そして保冷バックから缶ビールを取り出して、


「はい、どうぞ」


「おお、ビールとは!」


 加奈は踏み固めて用意した胸の中の道へと、一人の男、純を誘導していく、はずなのだが――。


「ねえ、私たちの地平線はどうなのかな」


 男の無限に広がる胸の大海と、それを絶えず照らす女という太陽が交わるのは、今目を細めれば遥か彼方に見える地平線だ。


「加奈にはどう見えるんや?」


「そうね、形は一直線、色は同じ青。そして、男と女が交わる戦場だわ」


 酔いが回るころには水鳥がぴよぴよと鳴き、加奈と言えば子犬と子猫が混ざる声で男の記憶をなぞる、恋する少女だった。


「けっこう男癖のある奴やな、加奈は――」


「ただ……ただ、寂しい――それだけよ」


 別れたばかりの加奈の瞳から、辛くも酸っぱい蜜を吸い過ぎた水玉が、頬を静かに、一つ、二つ、とこぼれ出した。


「――辛かったんやな」

そう言って純は加奈の涙を、その乾いた分厚い皮の手で拭いてくれた。


「もう一本」


「もうええやろ、最後の一本やで!?」


 酒は飲まれず飲むものよ、そう思う正気なうちは家には帰りたくない。あのアパートには男がわりに、子猫のぬいぐるみが出迎えるだけなのだから。

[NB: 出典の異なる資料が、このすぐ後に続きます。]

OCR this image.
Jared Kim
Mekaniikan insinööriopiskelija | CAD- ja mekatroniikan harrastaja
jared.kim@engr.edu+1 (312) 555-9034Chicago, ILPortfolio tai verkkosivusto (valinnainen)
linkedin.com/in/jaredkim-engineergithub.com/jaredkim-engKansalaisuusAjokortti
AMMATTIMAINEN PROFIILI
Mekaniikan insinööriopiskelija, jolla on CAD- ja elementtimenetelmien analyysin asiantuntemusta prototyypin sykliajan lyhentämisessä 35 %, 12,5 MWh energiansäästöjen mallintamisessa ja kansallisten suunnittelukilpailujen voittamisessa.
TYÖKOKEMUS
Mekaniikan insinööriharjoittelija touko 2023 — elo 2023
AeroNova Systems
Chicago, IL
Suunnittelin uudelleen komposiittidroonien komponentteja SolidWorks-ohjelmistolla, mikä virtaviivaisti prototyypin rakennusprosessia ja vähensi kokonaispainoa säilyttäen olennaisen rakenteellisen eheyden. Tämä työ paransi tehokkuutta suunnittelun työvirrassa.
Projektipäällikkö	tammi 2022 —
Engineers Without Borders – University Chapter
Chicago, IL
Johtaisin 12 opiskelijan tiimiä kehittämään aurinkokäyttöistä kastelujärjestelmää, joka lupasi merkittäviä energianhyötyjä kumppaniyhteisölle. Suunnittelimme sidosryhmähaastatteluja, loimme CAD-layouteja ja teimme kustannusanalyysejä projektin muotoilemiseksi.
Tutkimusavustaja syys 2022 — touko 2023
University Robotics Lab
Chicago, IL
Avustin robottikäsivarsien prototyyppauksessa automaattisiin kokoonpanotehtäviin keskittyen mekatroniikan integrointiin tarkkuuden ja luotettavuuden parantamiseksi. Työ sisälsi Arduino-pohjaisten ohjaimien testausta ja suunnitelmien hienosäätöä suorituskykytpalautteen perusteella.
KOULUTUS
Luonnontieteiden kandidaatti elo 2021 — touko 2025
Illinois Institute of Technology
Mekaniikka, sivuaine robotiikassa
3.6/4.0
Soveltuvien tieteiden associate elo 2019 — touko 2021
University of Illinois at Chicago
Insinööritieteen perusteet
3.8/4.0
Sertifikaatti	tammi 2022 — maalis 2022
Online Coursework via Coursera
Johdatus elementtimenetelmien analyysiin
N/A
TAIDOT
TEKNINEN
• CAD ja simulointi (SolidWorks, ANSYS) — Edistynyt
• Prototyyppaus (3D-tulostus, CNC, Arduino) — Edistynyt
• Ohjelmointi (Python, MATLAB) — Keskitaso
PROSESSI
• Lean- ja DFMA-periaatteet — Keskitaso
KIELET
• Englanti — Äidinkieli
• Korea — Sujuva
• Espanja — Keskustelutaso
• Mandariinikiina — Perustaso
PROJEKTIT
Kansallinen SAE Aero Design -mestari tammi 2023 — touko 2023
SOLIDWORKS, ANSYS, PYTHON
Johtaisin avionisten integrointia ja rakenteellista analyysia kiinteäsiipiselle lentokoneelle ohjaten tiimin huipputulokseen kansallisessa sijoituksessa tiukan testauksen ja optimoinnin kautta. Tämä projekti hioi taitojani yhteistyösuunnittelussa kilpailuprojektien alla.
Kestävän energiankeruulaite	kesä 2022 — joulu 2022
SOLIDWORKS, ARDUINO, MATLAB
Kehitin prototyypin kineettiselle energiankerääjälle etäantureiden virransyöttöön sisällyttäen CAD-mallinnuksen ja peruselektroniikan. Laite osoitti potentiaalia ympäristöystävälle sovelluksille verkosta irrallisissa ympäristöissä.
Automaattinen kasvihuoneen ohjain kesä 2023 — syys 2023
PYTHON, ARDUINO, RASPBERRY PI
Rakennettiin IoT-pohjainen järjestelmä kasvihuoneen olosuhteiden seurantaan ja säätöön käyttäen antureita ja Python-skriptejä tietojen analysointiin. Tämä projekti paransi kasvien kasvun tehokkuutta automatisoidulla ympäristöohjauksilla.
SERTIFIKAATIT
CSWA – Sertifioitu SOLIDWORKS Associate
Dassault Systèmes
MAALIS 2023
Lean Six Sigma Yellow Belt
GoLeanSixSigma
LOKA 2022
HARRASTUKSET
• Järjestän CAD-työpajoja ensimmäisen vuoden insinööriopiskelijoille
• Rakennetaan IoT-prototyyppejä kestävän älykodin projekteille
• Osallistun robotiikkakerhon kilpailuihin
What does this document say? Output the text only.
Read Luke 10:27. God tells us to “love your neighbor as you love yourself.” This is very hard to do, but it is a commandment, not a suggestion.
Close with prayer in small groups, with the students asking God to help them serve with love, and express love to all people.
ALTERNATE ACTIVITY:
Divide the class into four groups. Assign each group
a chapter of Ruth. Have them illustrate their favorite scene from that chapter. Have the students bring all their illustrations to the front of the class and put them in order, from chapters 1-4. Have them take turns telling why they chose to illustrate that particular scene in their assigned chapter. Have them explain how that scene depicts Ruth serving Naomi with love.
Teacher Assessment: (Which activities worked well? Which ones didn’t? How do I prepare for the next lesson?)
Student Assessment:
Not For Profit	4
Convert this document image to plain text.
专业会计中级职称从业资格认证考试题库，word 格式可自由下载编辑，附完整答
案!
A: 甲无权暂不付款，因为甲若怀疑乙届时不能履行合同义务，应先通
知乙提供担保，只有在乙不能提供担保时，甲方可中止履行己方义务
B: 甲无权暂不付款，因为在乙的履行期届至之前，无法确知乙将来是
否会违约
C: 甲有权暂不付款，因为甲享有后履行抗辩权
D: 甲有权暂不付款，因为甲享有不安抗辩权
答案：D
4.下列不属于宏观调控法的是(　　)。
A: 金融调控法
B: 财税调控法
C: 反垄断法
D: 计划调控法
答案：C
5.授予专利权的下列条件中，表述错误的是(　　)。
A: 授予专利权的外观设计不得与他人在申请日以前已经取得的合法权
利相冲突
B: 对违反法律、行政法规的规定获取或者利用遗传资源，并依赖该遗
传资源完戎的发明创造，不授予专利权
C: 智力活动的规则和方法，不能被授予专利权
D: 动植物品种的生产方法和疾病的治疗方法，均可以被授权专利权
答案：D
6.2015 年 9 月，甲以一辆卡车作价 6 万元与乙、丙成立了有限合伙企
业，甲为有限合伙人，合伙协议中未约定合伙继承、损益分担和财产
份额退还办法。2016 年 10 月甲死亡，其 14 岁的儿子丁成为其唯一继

 1時間後、加奈の記憶は時を止めた。進むのは沖を漂う小舟と、地平線へ向かう日の玉だけ。


「ねえ、純。このまま私とこの世の果てまで堕ちてくれない……」


「――――ええよ」


 その言葉を記憶にする頃には、加奈は自分の心の扉を閉めた、夢の中だった。



――――目覚めると、また加奈は見覚えのある部屋だった。